Il était une fois une princesse si belle que son visage ressemblait à un miroir poli tendu vers le soleil, du moins était-ce comme cela qu’on la voyait ; et ainsi, on l’appelait « la princesse du soleil. »
Un jour, son père voulut la marier.
« Me marier ? dit-elle. Mon père, je le veux bien mais à une condition. — Une condition ? dit son père. Laquelle ma fille ? »
La princesse dessina alors deux têtes de cheval et deux corps de cheval séparés les uns des autres ; l’une des têtes était blanche, l’autre tachetée ; l’un des corps était blanc, l’autre tacheté de la même manière. Elle dit : « Que les prétendants viennent ! Celui qui pourra assembler convenablement les têtes et les corps que j’ai dessinés, celui-là sera mon époux. »
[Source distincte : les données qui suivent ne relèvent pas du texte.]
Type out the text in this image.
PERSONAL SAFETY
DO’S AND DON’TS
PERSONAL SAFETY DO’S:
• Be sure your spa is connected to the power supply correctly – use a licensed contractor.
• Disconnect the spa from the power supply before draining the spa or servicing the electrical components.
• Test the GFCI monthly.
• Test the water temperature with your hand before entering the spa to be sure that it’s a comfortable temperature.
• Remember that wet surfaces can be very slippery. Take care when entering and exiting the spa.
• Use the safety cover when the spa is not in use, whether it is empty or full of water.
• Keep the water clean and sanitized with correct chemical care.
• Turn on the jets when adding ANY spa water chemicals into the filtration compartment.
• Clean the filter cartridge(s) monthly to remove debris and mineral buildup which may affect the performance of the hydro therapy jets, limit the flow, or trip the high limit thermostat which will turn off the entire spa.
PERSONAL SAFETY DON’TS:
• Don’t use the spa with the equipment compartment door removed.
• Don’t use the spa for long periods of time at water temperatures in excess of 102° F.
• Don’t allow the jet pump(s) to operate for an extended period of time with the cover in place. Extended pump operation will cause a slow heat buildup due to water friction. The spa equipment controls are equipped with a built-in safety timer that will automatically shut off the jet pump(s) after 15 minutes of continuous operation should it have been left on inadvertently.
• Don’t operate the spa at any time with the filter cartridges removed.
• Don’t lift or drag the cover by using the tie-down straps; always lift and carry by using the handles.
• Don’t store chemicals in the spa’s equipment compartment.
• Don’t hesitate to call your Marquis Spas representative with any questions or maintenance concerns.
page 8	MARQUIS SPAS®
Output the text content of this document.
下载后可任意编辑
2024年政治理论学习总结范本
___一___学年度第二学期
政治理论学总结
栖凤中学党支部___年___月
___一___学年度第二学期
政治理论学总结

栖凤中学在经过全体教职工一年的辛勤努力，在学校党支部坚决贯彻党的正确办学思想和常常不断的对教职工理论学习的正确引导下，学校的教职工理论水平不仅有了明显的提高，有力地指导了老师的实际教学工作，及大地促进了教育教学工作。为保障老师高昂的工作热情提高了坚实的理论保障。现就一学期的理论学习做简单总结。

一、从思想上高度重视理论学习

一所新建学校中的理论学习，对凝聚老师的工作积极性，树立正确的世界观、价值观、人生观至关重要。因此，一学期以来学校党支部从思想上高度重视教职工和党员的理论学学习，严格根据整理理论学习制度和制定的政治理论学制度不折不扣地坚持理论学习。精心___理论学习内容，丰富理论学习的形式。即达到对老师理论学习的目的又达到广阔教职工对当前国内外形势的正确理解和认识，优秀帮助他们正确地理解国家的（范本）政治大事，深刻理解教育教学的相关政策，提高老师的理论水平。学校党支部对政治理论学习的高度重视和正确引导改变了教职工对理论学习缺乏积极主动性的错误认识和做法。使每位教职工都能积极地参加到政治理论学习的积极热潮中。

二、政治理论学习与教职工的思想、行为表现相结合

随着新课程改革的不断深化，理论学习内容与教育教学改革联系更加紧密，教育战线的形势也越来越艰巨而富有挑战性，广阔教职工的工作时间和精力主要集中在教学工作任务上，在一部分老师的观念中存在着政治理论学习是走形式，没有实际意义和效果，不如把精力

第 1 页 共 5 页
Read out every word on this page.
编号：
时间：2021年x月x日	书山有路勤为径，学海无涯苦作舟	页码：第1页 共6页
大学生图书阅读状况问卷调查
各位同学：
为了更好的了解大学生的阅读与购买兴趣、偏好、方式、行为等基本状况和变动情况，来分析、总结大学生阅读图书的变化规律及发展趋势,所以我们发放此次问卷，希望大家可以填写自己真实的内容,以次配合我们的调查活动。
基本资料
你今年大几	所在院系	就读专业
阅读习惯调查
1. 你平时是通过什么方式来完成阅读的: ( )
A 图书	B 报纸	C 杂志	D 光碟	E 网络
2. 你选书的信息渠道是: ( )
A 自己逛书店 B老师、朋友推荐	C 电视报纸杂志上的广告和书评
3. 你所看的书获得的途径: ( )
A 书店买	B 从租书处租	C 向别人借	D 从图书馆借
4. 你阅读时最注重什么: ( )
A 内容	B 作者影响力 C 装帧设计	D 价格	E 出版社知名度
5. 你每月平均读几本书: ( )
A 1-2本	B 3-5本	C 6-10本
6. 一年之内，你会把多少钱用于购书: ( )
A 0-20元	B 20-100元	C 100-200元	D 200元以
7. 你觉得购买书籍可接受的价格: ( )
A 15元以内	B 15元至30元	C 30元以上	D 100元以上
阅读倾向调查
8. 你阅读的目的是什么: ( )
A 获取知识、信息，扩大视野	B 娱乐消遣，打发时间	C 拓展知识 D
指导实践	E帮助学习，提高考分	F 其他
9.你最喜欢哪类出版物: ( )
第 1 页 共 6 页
Les prétendants vinrent. Ils se présentaient un par un. Tous disaient : « La tête tachetée va avec le corps tacheté ; la tête blanche va avec le corps blanc », ce à quoi la princesse répondait : « Faux ! Faux ! Vous avez tout faux : vous n’êtes pas dignes de moi. »
Vint à se présenter un jour au palais une reine. Elle avait les yeux couleur de nuit, la peau sombre, un voile autour du visage ; elle se disait maîtresse du royaume de la nuit.
Elle se rendit auprès de la princesse du soleil et lui dit : « La tête tachetée va avec le corps blanc ; la tête blanche va avec le corps tacheté ; la tête ne s’accorde jamais au corps, ni l’esprit à ce qui le soutient, ni la logique au monde. »
Et la princesse du soleil dit : « Tu as dit vrai. C’est toi qui seras ma femme. » Le roi son père s’indigna : « Une princesse avec une reine, cela ne s’est jamais vu. — Cela existe pourtant, répondit sa fille, puisque les chevaux avec un corps blanc et une tête tachetée existent. »
Et les prétendants indignés dirent : « Comment pouvions-nous deviner la réponse de l’énigme ? La raison commandait le contraire. Quant aux analogies de ta prétendante, on pourrait bien les retourner et dire l’inverse : que chez l’homme de bien, la tête s’accorde au corps, l’esprit à ce qui le soutient ; et que dans la pensée droite, la logique s’accorde au monde. — Peu m’importent vos raisonnements ! répondit la princesse. Vous m’avez crue assez idiote, transparente et simple pour être incapable d’imaginer cette réalité plus obscure : que les chevaux à tête tachetée et à corps blanc existent ! L’intelligence ne tient pas dans les raisonnements, mais dans notre capacité à voir cette intelligence rayonner chez celleux qu’on aime. — Nous te croyions intelligente ! lui répondirent les
prétendants. Nous voyons maintenant que tu as l’esprit subtil et tordu. — Eh bien, dit la princesse, vous ne me méritez pas si vous ne vous attendez pas à être surpris par moi. Ne seriez-vous pas des prétendants ennuyés mariés à une princesse ennuyeuse si j’avais bel et bien dit : “ La tête blanche va avec le corps blanc ; la tête tachetée avec le corps tacheté ?” », ce à quoi les prétendants furent bien obligés d’acquiescer.
Elle s’en fut dans le royaume de la nuit avec la reine aux yeux et au visage sombres, et elles vécurent heureuses loin des yeux de toux.